Paul's last word in the letter is the right one. After three chapters of telling the Corinthians how to test the super-apostles, he turns the same searchlight on his readers: Examine yourselves, to see whether you are in the faith. Test yourselves. Discernment is never only directed outward. The same instinct that cuts through a counterfeit minister cuts through our own counterfeit instincts — our love of platform, our love of success, our easy impatience with weak Christians and weak churches, our tendency to follow the polished voice rather than the cruciform one.

The super-apostles were beating Paul in every metric the Corinthian church had learned to value. The Corinthian church was about to lose Paul to keep them. Paul's letter is his attempt to recover the church before the trade was complete. The letter survived. We do not know whether the Corinthians did.
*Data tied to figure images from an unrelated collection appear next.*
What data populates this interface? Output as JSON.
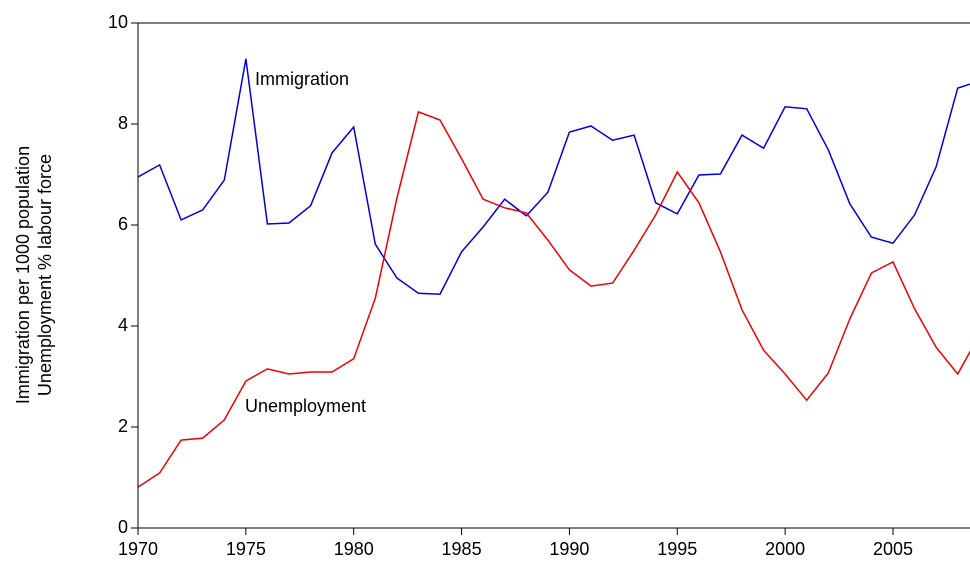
{
  "chart_data": {
    "type": "line",
    "y_label": [
      "Immigration per 1000 population",
      "Unemployment  % labour force"
    ],
    "annotations": [
      "Immigration",
      "Unemployment"
    ],
    "x": [
      1970,
      1971,
      1972,
      1973,
      1974,
      1975,
      1976,
      1977,
      1978,
      1979,
      1980,
      1981,
      1982,
      1983,
      1984,
      1985,
      1986,
      1987,
      1988,
      1989,
      1990,
      1991,
      1992,
      1993,
      1994,
      1995,
      1996,
      1997,
      1998,
      1999,
      2000,
      2001,
      2002,
      2003,
      2004,
      2005,
      2006,
      2007,
      2008,
      2009
    ],
    "series": [
      {
        "name": "Immigration",
        "color": "#0000dd",
        "values": [
          6.95,
          7.19,
          6.1,
          6.3,
          6.89,
          9.29,
          6.02,
          6.04,
          6.38,
          7.43,
          7.94,
          5.62,
          4.95,
          4.65,
          4.63,
          5.47,
          5.96,
          6.51,
          6.18,
          6.65,
          7.84,
          7.96,
          7.68,
          7.78,
          6.44,
          6.22,
          6.99,
          7.01,
          7.78,
          7.52,
          8.34,
          8.3,
          7.49,
          6.42,
          5.76,
          5.64,
          6.2,
          7.15,
          8.71,
          8.85
        ]
      },
      {
        "name": "Unemployment",
        "color": "#ee0000",
        "values": [
          0.81,
          1.09,
          1.74,
          1.78,
          2.14,
          2.91,
          3.15,
          3.05,
          3.09,
          3.09,
          3.35,
          4.55,
          6.53,
          8.24,
          8.08,
          7.31,
          6.51,
          6.34,
          6.24,
          5.7,
          5.11,
          4.79,
          4.85,
          5.5,
          6.2,
          7.05,
          6.44,
          5.47,
          4.32,
          3.52,
          3.05,
          2.53,
          3.07,
          4.14,
          5.05,
          5.27,
          4.34,
          3.58,
          3.05,
          3.82
        ]
      }
    ],
    "xlim": [
      1970,
      2008.57
    ],
    "xticks": [
      1970,
      1975,
      1980,
      1985,
      1990,
      1995,
      2000,
      2005
    ],
    "ylim": [
      0,
      10
    ],
    "yticks": [
      0,
      2,
      4,
      6,
      8,
      10
    ]
  }
}
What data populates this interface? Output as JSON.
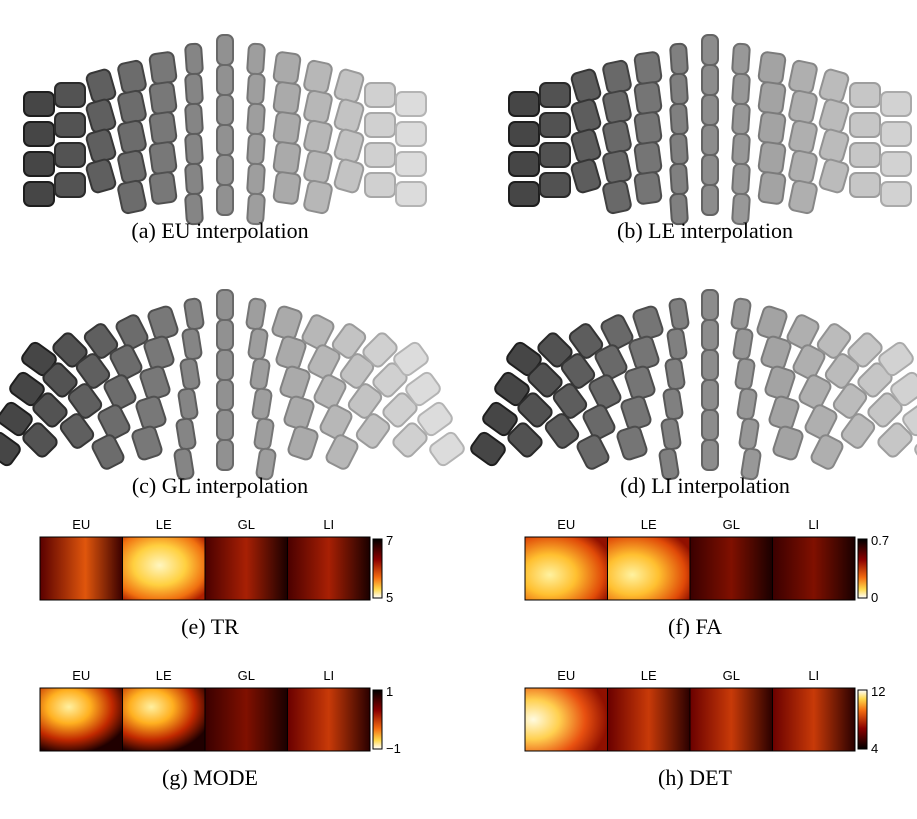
{
  "panels": [
    {
      "caption": "(a) EU interpolation"
    },
    {
      "caption": "(b) LE interpolation"
    },
    {
      "caption": "(c) GL interpolation"
    },
    {
      "caption": "(d) LI interpolation"
    }
  ],
  "maps": [
    {
      "caption": "(e) TR",
      "columns": [
        "EU",
        "LE",
        "GL",
        "LI"
      ],
      "colorbar": {
        "max": "7",
        "min": "5"
      }
    },
    {
      "caption": "(f) FA",
      "columns": [
        "EU",
        "LE",
        "GL",
        "LI"
      ],
      "colorbar": {
        "max": "0.7",
        "min": "0"
      }
    },
    {
      "caption": "(g) MODE",
      "columns": [
        "EU",
        "LE",
        "GL",
        "LI"
      ],
      "colorbar": {
        "max": "1",
        "min": "−1"
      }
    },
    {
      "caption": "(h) DET",
      "columns": [
        "EU",
        "LE",
        "GL",
        "LI"
      ],
      "colorbar": {
        "max": "12",
        "min": "4"
      }
    }
  ]
}
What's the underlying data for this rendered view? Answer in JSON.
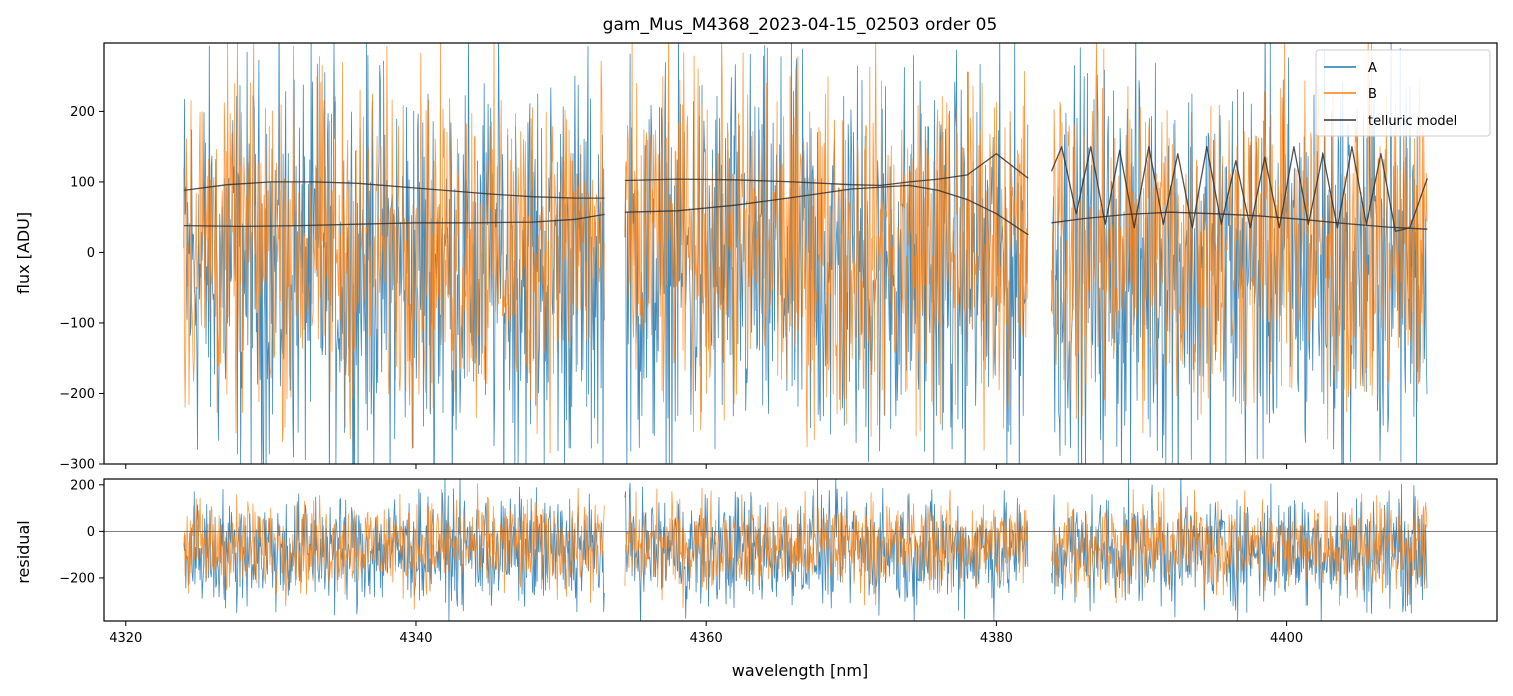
{
  "chart_data": [
    {
      "type": "line",
      "title": "gam_Mus_M4368_2023-04-15_02503  order 05",
      "xlabel": "",
      "ylabel": "flux [ADU]",
      "xlim": [
        4318.5,
        4414.5
      ],
      "ylim": [
        -300,
        297
      ],
      "yticks": [
        -300,
        -200,
        -100,
        0,
        100,
        200
      ],
      "legend": {
        "placement": "top-right"
      },
      "segments": [
        [
          4324.0,
          4353.0
        ],
        [
          4354.4,
          4382.2
        ],
        [
          4383.8,
          4409.7
        ]
      ],
      "series": [
        {
          "name": "A",
          "color": "#1f77b4",
          "noise": {
            "center": -20,
            "amplitude": 140
          }
        },
        {
          "name": "B",
          "color": "#ff7f0e",
          "noise": {
            "center": 10,
            "amplitude": 120
          }
        },
        {
          "name": "telluric model",
          "color": "#333333",
          "curves": [
            {
              "x": [
                4324.0,
                4327,
                4330,
                4333,
                4336,
                4339,
                4342,
                4345,
                4348,
                4351,
                4353.0
              ],
              "y": [
                88,
                96,
                100,
                100,
                98,
                93,
                88,
                83,
                79,
                77,
                77
              ]
            },
            {
              "x": [
                4324.0,
                4328,
                4332,
                4336,
                4340,
                4344,
                4348,
                4351,
                4353.0
              ],
              "y": [
                38,
                37,
                38,
                40,
                42,
                42,
                43,
                47,
                54
              ]
            },
            {
              "x": [
                4354.4,
                4358,
                4362,
                4366,
                4370,
                4372,
                4374,
                4376,
                4378,
                4380,
                4382.2
              ],
              "y": [
                102,
                104,
                103,
                100,
                96,
                95,
                100,
                104,
                110,
                140,
                105
              ]
            },
            {
              "x": [
                4354.4,
                4358,
                4362,
                4366,
                4370,
                4374,
                4376,
                4378,
                4380,
                4382.2
              ],
              "y": [
                57,
                59,
                67,
                78,
                90,
                95,
                88,
                75,
                55,
                25
              ]
            },
            {
              "x": [
                4383.8,
                4384.5,
                4385.5,
                4386.5,
                4387.5,
                4388.5,
                4389.5,
                4390.5,
                4391.5,
                4392.5,
                4393.5,
                4394.5,
                4395.5,
                4396.5,
                4397.5,
                4398.5,
                4399.5,
                4400.5,
                4401.5,
                4402.5,
                4403.5,
                4404.5,
                4405.5,
                4406.5,
                4407.5,
                4408.5,
                4409.7
              ],
              "y": [
                115,
                150,
                55,
                150,
                40,
                145,
                35,
                150,
                40,
                140,
                35,
                150,
                40,
                130,
                35,
                135,
                35,
                150,
                40,
                140,
                35,
                150,
                40,
                140,
                30,
                35,
                105
              ]
            },
            {
              "x": [
                4383.8,
                4386,
                4389,
                4392,
                4395,
                4398,
                4401,
                4404,
                4407,
                4409.7
              ],
              "y": [
                42,
                48,
                54,
                57,
                55,
                52,
                47,
                41,
                36,
                33
              ]
            }
          ]
        }
      ]
    },
    {
      "type": "line",
      "title": "",
      "xlabel": "wavelength [nm]",
      "ylabel": "residual",
      "xlim": [
        4318.5,
        4414.5
      ],
      "ylim": [
        -385,
        225
      ],
      "xticks": [
        4320,
        4340,
        4360,
        4380,
        4400
      ],
      "yticks": [
        -200,
        0,
        200
      ],
      "reference_line": 0,
      "series": [
        {
          "name": "A",
          "color": "#1f77b4",
          "noise": {
            "center": -80,
            "amplitude": 120
          }
        },
        {
          "name": "B",
          "color": "#ff7f0e",
          "noise": {
            "center": -60,
            "amplitude": 100
          }
        }
      ]
    }
  ]
}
The same trade is offered in every generation. We have been told.

Going Deeper

Take one Christian ministry — your church, a ministry you support, a teacher you follow — and ask the 2 Corinthians question of it. Where are its scars? Where does it choose weakness? Where does its leader, in the long arc of his or her life, look more like the cross than like the platform? If you cannot answer, that is data. The cross-shaped ministry is not always the largest or the most exciting. Paul lost Corinth, for a while, to ministries that were both. The cross-shaped one is the one Christ actually sends.

Key Quotes

Satan's most successful work is not in opposing the gospel but in counterfeiting it. He raises up apostles who use the language of Christ to commend a different Christ.

Prayer Focus

Ask God to show you where you have been quietly impressed by Christian ministry that has more in common with the world's metrics — platform, charisma, success, credentials — than with Paul's strange boast in weakness. Pray for the courage to evaluate ministries by the cross, not by their results.

Meditation

Paul says Satan disguises himself as an angel of light, and his ministers as servants of righteousness. The most dangerous Christian ministry is not the one that openly opposes the gospel but the one that sounds gospel-like while quietly substituting something else. What does that mean for how you evaluate the ministries you support?

Question for Discussion

Paul's apostolic resume in 2 Corinthians 11:21-30 is a list of beatings, shipwrecks, hunger, and anxiety for the churches. The 'super-apostles' had a much more impressive resume by the world's metrics. If Paul's letter showed up in our culture today, would we recognize him as the apostle and them as the counterfeit — or the other way around?